- Born: December 1926 Rasht, Iran
- Died: August 1984, Age 57 Tehran, Iran
- Resting place: Behesht-e Zahra Cemetery
- Education: University of Tehran
- Known for: First El Tor Vaccine
- Spouse: Mansour Khalatbari
- Children: 3
- Scientific career
- Fields: Microbiology
- Workplaces: Pasteur Institute of Iran

= Azar Andami =

Iranian physician and bacteriologist

Azar Andami (آذر اندامی, December 1926 (Note: One source claims her date of birth to be 8 December 1926, while another claims her date of birth to be 16 December 1926.) – August 1984 (Note: One source claims her date of death to be 19 August 1984, while another claims 28 August 1984.)) was an Iranian physician and bacteriologist noted for her development of a cholera vaccine.

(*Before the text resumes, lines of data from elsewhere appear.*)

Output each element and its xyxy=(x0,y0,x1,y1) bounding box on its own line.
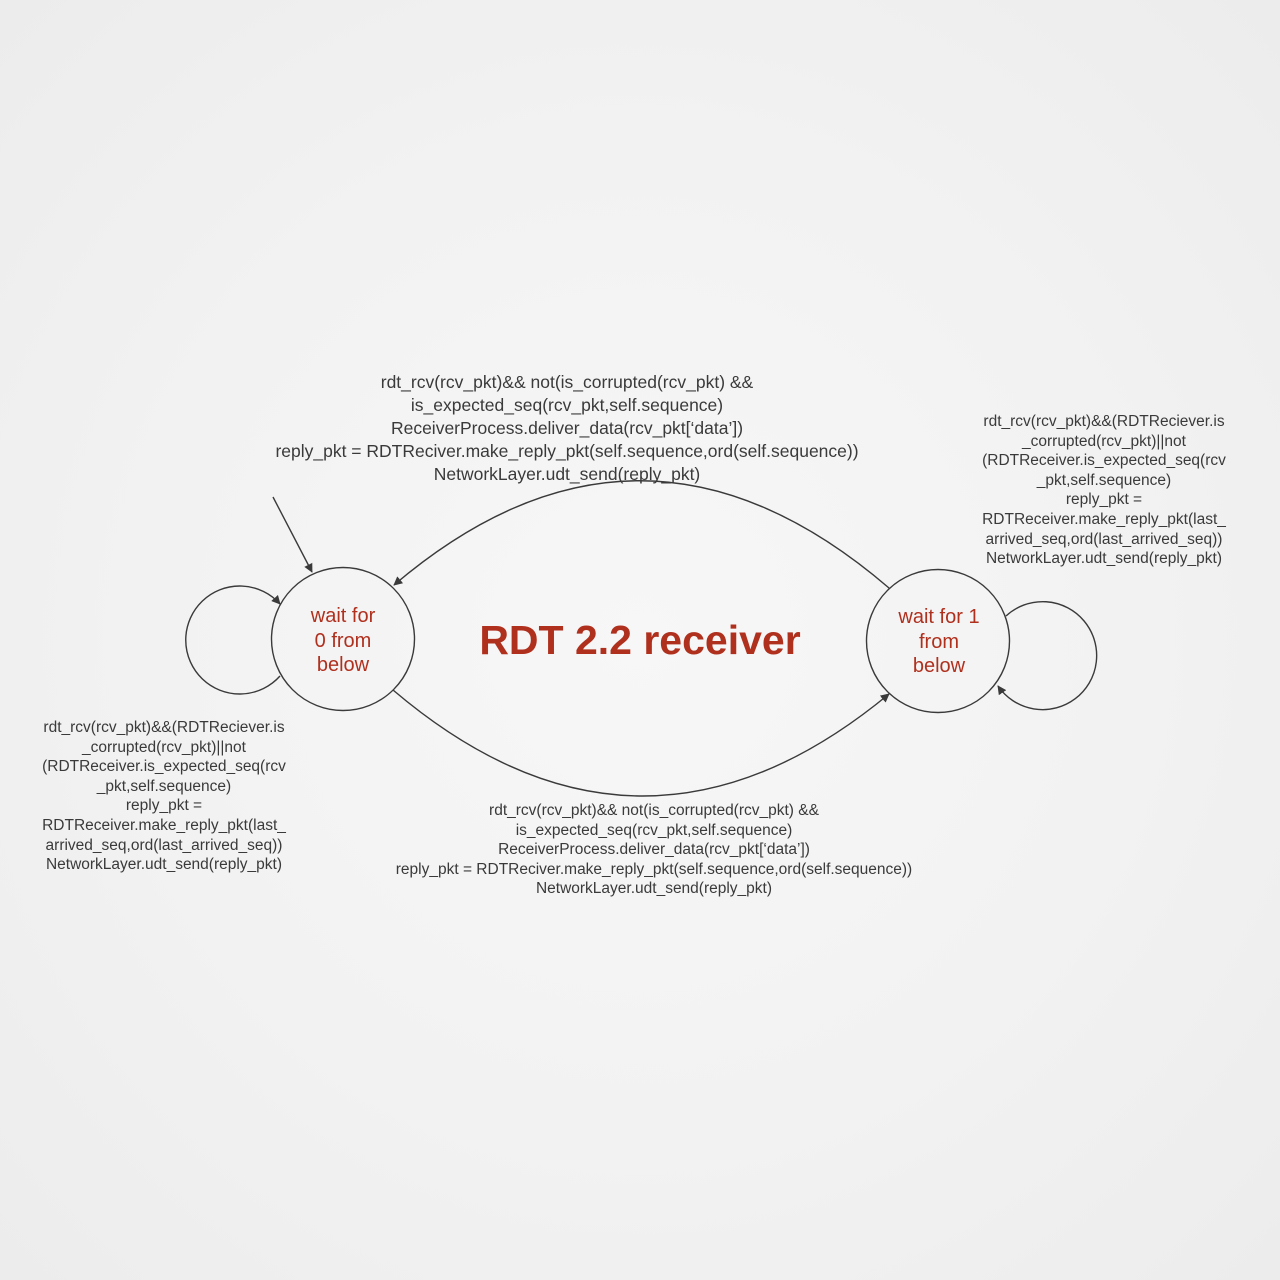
diagram-title: RDT 2.2 receiver xyxy=(479,617,801,663)
initial-transition-arrow xyxy=(272,496,313,573)
self-loop-state-1 xyxy=(997,601,1098,711)
transition-label-line: NetworkLayer.udt_send(reply_pkt) xyxy=(45,856,283,874)
transition-label-line: arrived_seq,ord(last_arrived_seq)) xyxy=(985,530,1223,548)
transition-label-line: is_expected_seq(rcv_pkt,self.sequence) xyxy=(515,821,793,839)
transition-label-line: NetworkLayer.udt_send(reply_pkt) xyxy=(433,464,701,484)
state-0-label-line: 0 from xyxy=(314,629,372,652)
state-1-label-line: wait for 1 xyxy=(898,606,980,628)
transition-label-line: is_expected_seq(rcv_pkt,self.sequence) xyxy=(410,395,724,415)
transition-label-top: rdt_rcv(rcv_pkt)&& not(is_corrupted(rcv_… xyxy=(190,371,944,486)
transition-arc-top xyxy=(393,480,890,589)
transition-label-line: RDTReceiver.make_reply_pkt(last_ xyxy=(982,510,1226,528)
transition-label-line: reply_pkt = RDTReciver.make_reply_pkt(se… xyxy=(275,441,859,461)
state-1-circle xyxy=(865,568,1011,714)
transition-label-self-loop-state-0: rdt_rcv(rcv_pkt)&&(RDTReciever.is _corru… xyxy=(10,718,318,875)
state-0-label-line: below xyxy=(316,654,370,676)
transition-label-line: reply_pkt = xyxy=(1065,491,1143,509)
transition-label-line: RDTReceiver.make_reply_pkt(last_ xyxy=(42,816,286,834)
transition-label-line: _pkt,self.sequence) xyxy=(1036,471,1172,489)
transition-label-line: (RDTReceiver.is_expected_seq(rcv xyxy=(982,452,1226,470)
transition-label-line: (RDTReceiver.is_expected_seq(rcv xyxy=(42,758,286,776)
self-loop-state-0 xyxy=(185,585,281,695)
state-1-label-line: from xyxy=(919,630,959,653)
transition-label-line: _corrupted(rcv_pkt)||not xyxy=(82,738,246,756)
state-0-label: wait for 0 from below xyxy=(283,604,403,678)
transition-label-line: rdt_rcv(rcv_pkt)&& not(is_corrupted(rcv_… xyxy=(489,802,819,819)
state-0-label-line: wait for xyxy=(310,605,376,627)
transition-label-line: rdt_rcv(rcv_pkt)&& not(is_corrupted(rcv_… xyxy=(380,372,754,392)
state-0-circle xyxy=(270,566,416,712)
transition-label-line: rdt_rcv(rcv_pkt)&&(RDTReciever.is xyxy=(43,719,285,736)
transition-label-line: NetworkLayer.udt_send(reply_pkt) xyxy=(985,550,1223,568)
transition-label-line: rdt_rcv(rcv_pkt)&&(RDTReciever.is xyxy=(983,413,1225,430)
transition-label-line: _corrupted(rcv_pkt)||not xyxy=(1022,432,1186,450)
transition-label-self-loop-state-1: rdt_rcv(rcv_pkt)&&(RDTReciever.is _corru… xyxy=(950,412,1258,569)
transition-label-line: arrived_seq,ord(last_arrived_seq)) xyxy=(45,836,283,854)
transition-arc-bottom xyxy=(392,689,890,797)
state-1-label: wait for 1 from below xyxy=(875,605,1003,679)
state-1-label-line: below xyxy=(912,655,966,677)
transition-label-bottom: rdt_rcv(rcv_pkt)&& not(is_corrupted(rcv_… xyxy=(344,801,964,899)
transition-label-line: ReceiverProcess.deliver_data(rcv_pkt[‘da… xyxy=(498,841,810,859)
transition-label-line: _pkt,self.sequence) xyxy=(96,777,232,795)
transition-label-line: NetworkLayer.udt_send(reply_pkt) xyxy=(535,880,773,898)
transition-label-line: reply_pkt = RDTReciver.make_reply_pkt(se… xyxy=(395,860,913,878)
transition-label-line: ReceiverProcess.deliver_data(rcv_pkt[‘da… xyxy=(390,418,744,438)
transition-label-line: reply_pkt = xyxy=(125,797,203,815)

== Early life and career ==
Azar Andami was born in 1926 in Saghrisazan neighborhood of Rasht. She was the fourth child and the only daughter of the family. She finished elementary school in Rasht women's primary school with one year of academic leap. After graduating from the ninth year of general education at Forough High School in Rasht, her father, despite being an intellectual, prevented her from continuing her education and sent her to the Rasht Preparatory University. she graduated from Daneshsara in 1946; In 1947, she was hired by the Ministry of Culture and became a teacher. In 1951, while working, she received a natural science diploma with various exams. In 1953, she participated in the entrance exam of the University of Tehran in the field of medicine of this university; where she attended and then graduated in 1958 as a Doctor of Medicine. At first, she specialised in gynaecology. She moved to the Pasteur Institute in Tehran, and then later to Paris to study bacteriology.

Andami published several scholarly papers and invented a vaccine against cholera, a bacterial disease primarily caused by drinking contaminated water.

== Development of EL Tor vaccine ==
From 1934 to 1967, a cholera-like disease (El Tor) spread in Iran and many other countries. El Tor is an acute diarrheal disease caused by the cholera bacterium. The symptoms of the disease originate from a toxin that is infected by germs in the small intestine of people. Therefore, germs are spread through human feces in the environment and contaminate water and food. In those circumstances, the only way to protect from infection with the toxin was through use of a cholera vaccine. At the time, the only vaccine preparation center in Iran was the Pasteur Institute in Iran. Andami developed an effective vaccine for El Tor which was produced by the Pasteur Institute for use in protecting Iranians and then converted to mass production for use in neighboring countries.

== Death and legacy ==
She died in Tehran on 19 August 1984 at the age of 57. A crater, named "Andami", on the planet Venus was named in her honour by the International Astronomical Union.